Entrando più nel dettaglio, l’andamento in riduzione e di progressiva stabilizzazione dei prezzi energetici rispetto ai picchi del 2022 ha consentito un contenimento degli oneri di finanza pubblica per gli interventi straordinari di sostegno a famiglie e imprese, in linea con gli orientamenti espressi dalla Commissione Europea, che riconoscono da un lato la necessità di continuare ad attutire l’impatto sull’economia dei rialzi di prezzo del gas naturale e del petrolio causati dalla guerra in Ucraina, e dall’altro invitano a prevedere la progressiva eliminazione di queste misure temporanee per tornare a delineare una politica di bilancio prudente, anche in vista della disattivazione della clausola di salvaguardia generale. Per quanto riguarda la spesa per interessi, la previsione per il 2023 è pari al 3,7% del PIL, in calo rispetto al 2022, in ragione della riduzione del tasso di inflazione che comporta una minore rivalutazione dei titoli indicizzati ai prezzi. Per il prossimo triennio, invece, la spesa per interessi è prevista in aumento al 4,1% del PIL nel 2024, 4,2% nel 2025 e 4,5% nel 2026, complice il fatto che quote crescenti dello stock di debito avranno recepito i rialzi dei tassi di interesse da parte della BCE. La spesa per prestazioni sociali in denaro è attesa assumere un ritmo di crescita sostenuto soprattutto nel 2023 e nel 2024, in quanto risente dell’indicizzazione ai prezzi delle prestazioni basata sul tasso di inflazione dell’anno precedente. In aggiunta, dalla rimodulazione dei flussi di finanziamento del PNRR deriva una maggiore concentrazione della spesa per investimenti pubblici, in particolare nel 2024 e 2025. Questi aumenti di spesa dovrebbero essere però più che compensati dalla progressiva rimozione delle misure temporanee per il caro energia e dall’ormai completo azzeramento degli interventi eccezionali per far fronte agli effetti della pandemia. La spesa primaria in rapporto al PIL è quindi prevista ridursi dal 52,4% del 2022 al 45,1% nel 2026.

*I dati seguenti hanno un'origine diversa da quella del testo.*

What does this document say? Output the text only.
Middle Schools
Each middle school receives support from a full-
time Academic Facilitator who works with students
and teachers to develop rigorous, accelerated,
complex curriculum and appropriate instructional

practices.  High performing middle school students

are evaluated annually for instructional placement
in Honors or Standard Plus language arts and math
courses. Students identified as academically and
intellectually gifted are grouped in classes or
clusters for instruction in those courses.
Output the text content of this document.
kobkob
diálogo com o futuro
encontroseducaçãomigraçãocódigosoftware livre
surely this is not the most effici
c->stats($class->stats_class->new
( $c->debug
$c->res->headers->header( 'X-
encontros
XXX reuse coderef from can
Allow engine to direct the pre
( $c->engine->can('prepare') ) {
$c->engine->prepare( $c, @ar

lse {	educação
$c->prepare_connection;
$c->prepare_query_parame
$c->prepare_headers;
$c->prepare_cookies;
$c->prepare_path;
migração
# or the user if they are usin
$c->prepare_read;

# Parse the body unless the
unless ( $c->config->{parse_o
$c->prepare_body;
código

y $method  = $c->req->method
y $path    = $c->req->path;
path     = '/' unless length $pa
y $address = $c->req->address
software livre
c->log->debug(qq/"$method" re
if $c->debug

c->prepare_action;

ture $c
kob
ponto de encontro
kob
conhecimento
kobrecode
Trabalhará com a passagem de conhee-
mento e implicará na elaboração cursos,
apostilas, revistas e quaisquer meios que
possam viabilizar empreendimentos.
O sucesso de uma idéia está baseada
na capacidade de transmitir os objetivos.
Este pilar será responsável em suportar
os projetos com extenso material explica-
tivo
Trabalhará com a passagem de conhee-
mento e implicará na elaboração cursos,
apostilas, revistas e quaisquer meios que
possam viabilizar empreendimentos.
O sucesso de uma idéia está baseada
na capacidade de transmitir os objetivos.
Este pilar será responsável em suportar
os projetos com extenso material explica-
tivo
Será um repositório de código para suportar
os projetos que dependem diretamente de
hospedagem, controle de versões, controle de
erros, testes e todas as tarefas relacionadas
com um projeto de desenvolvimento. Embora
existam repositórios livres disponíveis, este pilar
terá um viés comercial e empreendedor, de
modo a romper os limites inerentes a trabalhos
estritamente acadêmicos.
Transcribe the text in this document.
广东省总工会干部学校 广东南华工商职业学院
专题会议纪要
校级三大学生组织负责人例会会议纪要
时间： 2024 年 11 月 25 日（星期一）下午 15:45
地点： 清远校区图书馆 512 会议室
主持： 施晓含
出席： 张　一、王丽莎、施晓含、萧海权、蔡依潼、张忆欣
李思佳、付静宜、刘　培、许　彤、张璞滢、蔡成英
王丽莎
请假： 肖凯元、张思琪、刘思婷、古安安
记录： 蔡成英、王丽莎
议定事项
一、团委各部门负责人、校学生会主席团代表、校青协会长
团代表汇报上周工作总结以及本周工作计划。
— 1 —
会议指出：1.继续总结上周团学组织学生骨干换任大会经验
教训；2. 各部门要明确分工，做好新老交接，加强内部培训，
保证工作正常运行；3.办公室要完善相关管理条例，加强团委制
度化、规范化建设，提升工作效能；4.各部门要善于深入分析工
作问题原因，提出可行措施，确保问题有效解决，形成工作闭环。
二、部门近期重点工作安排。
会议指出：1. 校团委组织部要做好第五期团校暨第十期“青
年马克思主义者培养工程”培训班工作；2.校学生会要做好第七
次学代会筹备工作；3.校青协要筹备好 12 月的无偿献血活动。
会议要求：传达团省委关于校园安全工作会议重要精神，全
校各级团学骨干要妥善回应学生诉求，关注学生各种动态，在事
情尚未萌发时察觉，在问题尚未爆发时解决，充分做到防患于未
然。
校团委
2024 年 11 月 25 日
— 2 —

Come risultato di questi fattori, il deficit è ipotizzato su un profilo moderatamente migliore rispetto a quanto prefigurato nel DPB, scendendo nel 2026 sotto la soglia del 3% indicata dal Patto di Stabilità e Crescita. Nello stesso scenario, il rapporto debito/PIL dovrebbe continuare un percorso in discesa fino al 140,4% nel 2026. Poiché l’incidenza dei crediti fiscali legati ai bonus edilizi si dovrebbe ridurre dal 2027 in poi, inoltre, il sentiero programmatico qui delineato è in linea con l’obiettivo di riportare il rapporto debito/PIL su livelli prossimi a quello pre-crisi (134,1% nel 2019) entro la fine del decennio. Alla riduzione del rapporto debito/PIL contribuirà il crescente miglioramento del saldo primario, che dovrebbe tornare in avanzo già dal 2024, pari allo 0,3% del PIL nello scenario programmatico, e salire poi fino al 2% del PIL nel 2026. Nel complesso, l’evoluzione dei saldi mostra il proseguimento di un percorso di normalizzazione delle finanze pubbliche dopo gli effetti delle crisi pandemica ed energetica, in cui l’impatto sui conti pubblici delle misure eccezionali adottate per far fronte alle due emergenze si affievolisce, tornando a convergere, alla fine del periodo di previsione, verso un livello prossimo a quello registrato negli anni precedenti la crisi.

In conclusione, nel suo insieme, il piano presentato nel DEF 2023 sembra rispettare le indicazioni fornite dalla Commissione dell'UE per il 2024, con le proiezioni relative agli ultimi due anni del quadro previsionale che proseguono nell’aggiustamento in termini di saldo strutturale disegnando miglioramenti in linea con il braccio preventivo del Patto di Stabilità e Crescita.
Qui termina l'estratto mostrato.